Cure For That Empty Feeling: Paint
One light that keeps shining during this long season of dark news is the role art is playing in helping everyone stay sane and hopeful. You’ve probably seen those videos of unemployed musicians doing jazz sets on their rooftops. Or that clip of the locked-down dancer in Spain who makes taking out the garbage a weekly dance recital—to “Bravos!” from the surrounding balconies.
“Artists have it in their blood to create art regardless of the situation,” Meredith Winner says.
Meredith is the creator with Shannon Riley of a similar art intervention in San Francisco, Berkeley and Oakland: Paint the Void. “It was a response to the boarded up businesses that we started to see pop up all over the Bay Area,” she says. “Seeing those storefronts was really jarring and kind of brought home how apocalyptic this whole situation is.” Not willing to give in to the apocalypse, Meredith and Shannon began recruiting artists to paint murals on those boarded up storefronts. They were surprised at how quickly their idea took off.



“We started this before we had any funding, and we initially had artists who were saying, ‘Yes, I’ll do this for free. No, I don’t need any money. Just tell me how to get there.’ Of course we didn’t want artists working for free.” Partnering with Inga Bard at Art for Civil Discourse, a non-profit with fundraising expertise, they quickly reached their goal of $10 thousand and almost as quickly doubled it. “We initially set out to do 15 murals with $10k and then doubled it to 50 murals with $25k and will surpass that,” Meredith says. With 51 murals already up and 15 more in the works at this writing the project is on track to turn shuttered business districts into temporary art galleries.
“We of course are mindful of the stay-in-place restrictions,” Meredith says. “We’re matching the artist and their neighborhood. So they’re painting outside—getting there either by walking or with their own vehicle. We’re avoiding using public transit. Some artists are also painting boards in their backyards or canvas in their yards and then wheatpasting them to the boards.”
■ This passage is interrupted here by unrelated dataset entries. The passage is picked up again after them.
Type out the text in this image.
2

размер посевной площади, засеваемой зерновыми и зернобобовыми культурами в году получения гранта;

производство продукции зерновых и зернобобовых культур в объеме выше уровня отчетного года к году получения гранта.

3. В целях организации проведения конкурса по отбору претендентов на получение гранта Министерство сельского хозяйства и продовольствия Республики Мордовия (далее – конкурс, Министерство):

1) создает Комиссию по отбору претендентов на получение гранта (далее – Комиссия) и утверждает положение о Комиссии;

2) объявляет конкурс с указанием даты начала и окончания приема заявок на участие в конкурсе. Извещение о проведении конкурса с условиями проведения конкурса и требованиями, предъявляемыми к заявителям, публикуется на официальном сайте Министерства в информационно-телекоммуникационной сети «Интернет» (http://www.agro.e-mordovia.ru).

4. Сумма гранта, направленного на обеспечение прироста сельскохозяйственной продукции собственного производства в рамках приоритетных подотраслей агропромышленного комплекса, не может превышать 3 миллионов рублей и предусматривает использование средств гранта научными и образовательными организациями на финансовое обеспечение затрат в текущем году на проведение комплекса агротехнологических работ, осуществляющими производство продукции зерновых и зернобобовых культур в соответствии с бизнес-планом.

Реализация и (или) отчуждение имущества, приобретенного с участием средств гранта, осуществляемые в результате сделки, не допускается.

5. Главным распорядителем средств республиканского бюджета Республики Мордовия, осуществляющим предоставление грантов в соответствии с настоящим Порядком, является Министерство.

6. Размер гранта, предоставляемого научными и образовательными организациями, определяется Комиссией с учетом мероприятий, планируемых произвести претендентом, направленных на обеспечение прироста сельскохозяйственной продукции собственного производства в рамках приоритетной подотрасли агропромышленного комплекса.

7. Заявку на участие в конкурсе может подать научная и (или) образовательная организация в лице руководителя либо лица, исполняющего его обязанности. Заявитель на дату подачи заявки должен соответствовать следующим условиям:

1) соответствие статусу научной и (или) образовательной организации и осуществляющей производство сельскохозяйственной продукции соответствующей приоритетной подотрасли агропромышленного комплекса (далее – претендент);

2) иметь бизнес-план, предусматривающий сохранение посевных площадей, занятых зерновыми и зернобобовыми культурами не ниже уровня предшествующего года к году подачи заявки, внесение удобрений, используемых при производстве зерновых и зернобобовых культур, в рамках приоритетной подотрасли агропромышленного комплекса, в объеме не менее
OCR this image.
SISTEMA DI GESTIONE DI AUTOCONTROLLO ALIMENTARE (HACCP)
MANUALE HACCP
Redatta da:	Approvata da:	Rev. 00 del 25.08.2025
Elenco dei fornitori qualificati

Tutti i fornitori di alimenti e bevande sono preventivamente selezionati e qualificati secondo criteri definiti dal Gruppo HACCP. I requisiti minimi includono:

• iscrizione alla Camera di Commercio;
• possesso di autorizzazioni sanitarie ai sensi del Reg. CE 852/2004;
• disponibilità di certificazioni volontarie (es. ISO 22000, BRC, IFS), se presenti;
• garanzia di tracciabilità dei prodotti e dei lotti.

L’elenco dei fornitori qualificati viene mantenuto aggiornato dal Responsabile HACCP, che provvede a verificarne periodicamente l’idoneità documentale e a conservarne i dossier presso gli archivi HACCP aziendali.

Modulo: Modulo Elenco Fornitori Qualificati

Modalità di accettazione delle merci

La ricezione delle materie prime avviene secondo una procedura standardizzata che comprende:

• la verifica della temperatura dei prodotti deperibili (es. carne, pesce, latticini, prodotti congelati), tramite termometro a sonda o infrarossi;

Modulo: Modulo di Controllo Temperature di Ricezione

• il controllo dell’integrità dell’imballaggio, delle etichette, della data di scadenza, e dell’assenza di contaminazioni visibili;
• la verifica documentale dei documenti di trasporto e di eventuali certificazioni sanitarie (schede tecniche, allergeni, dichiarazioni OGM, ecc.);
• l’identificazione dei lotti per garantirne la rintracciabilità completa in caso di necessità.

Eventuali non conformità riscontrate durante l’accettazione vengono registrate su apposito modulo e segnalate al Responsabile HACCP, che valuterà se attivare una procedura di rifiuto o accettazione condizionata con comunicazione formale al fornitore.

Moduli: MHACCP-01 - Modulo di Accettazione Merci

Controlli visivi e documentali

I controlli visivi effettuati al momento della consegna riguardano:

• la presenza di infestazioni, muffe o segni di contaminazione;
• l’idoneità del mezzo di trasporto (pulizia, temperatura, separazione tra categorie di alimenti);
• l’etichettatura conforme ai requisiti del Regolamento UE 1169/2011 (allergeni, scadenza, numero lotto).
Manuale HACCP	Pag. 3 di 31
Businesses wishing to have their boarded storefronts painted can fill out an intake form on Paint the Void’s website. There’s a form as well for artists. Meredith says over 450 have registered so far. “It’s pretty incredible to know that there is such a wealth of amazing artists still living and working in the Bay Area. We’ve been screening the forms to see who would be a really good fit.”
This kind of matchmaking between artists and businesses is something Meredith and Shannon do even when the world isn’t paralyzed. They are the founders of Building 180, an arts consulting firm that curates and directs corporate art installations, manages art production and performs a range of services for artists and people who want to engage them. “Our business is kind of challenging to say the least right now, so we’ve been focusing on this project full time. I’m grateful to have the ability to use my skill set to give back to the city.”




Even before Paint the Void, Building 180’s projects leaned toward social awareness and community outreach. Their portfolio reveals a remarkable instinct for rhyming aesthetic impact with civic context. Ethyl the Big Blue Whale, for example, a sculpture by Joel Dean Stockdill and Yustina Salnikova, conjured an 82-foot long leviathan from recycled plastic milk jugs and detergent bottles (dramatizing how a whale’s weight of this stuff goes into the ocean every nine minutes). Charon, Peter Hudson’s giant wheel of skeletons for Burning Man in 2017, put the mythic boatman of Hades on a desert stage in a macabre display of mayhem’s constancy that now seems all too prophetic.
Like those projects, the storefront murals exist on one level as striking visual objects and on another as expressions of their moment in history. While Paint the Void discourages overt political content—“People don’t want it anyway,” Meredith says—the uplifting spirit of the effort is itself one of the touchstones of our age of angst. Artist Nora Bruhn’s lush floral studies and Mark Harris’s portrait of a health worker with a halo behind her head could hardly be less alike, but both speak to the elevation of composure as a quality to be valued in this time.


“I think it’s a sign of the times that the art that’s come out of this situation is what is needed. People need some hope. People need to feel inspired and safe in their city. Artists are hit incredibly hard in a financial crisis, but they’re still gung ho about wanting to create work and wanting to be out there and showing what they can do.”



Indeed Paint the Void may be seen as a realization of the sentiment expressed by photo-muralist JR in a quote featured on Building 180’s website: “Art is not supposed to change the world, but to change perceptions. Art can change the way we see the world.”
“It’s also changing how we see each other,” Meredith adds. “I think it’s a sign of the times that the art that’s come out of this situation is what is needed. People need some hope. People need to feel inspired and safe in their city. Artists are hit incredibly hard in a financial crisis, but they’re still gung ho about wanting to create work and wanting to be out there and showing what they can do.” This virus has cancelled arts festivals, closed galleries, scrubbed planned shows and put artists’ livelihoods (and lives) in peril, but as Meredith is quick to point out, “It hasn’t stopped them.”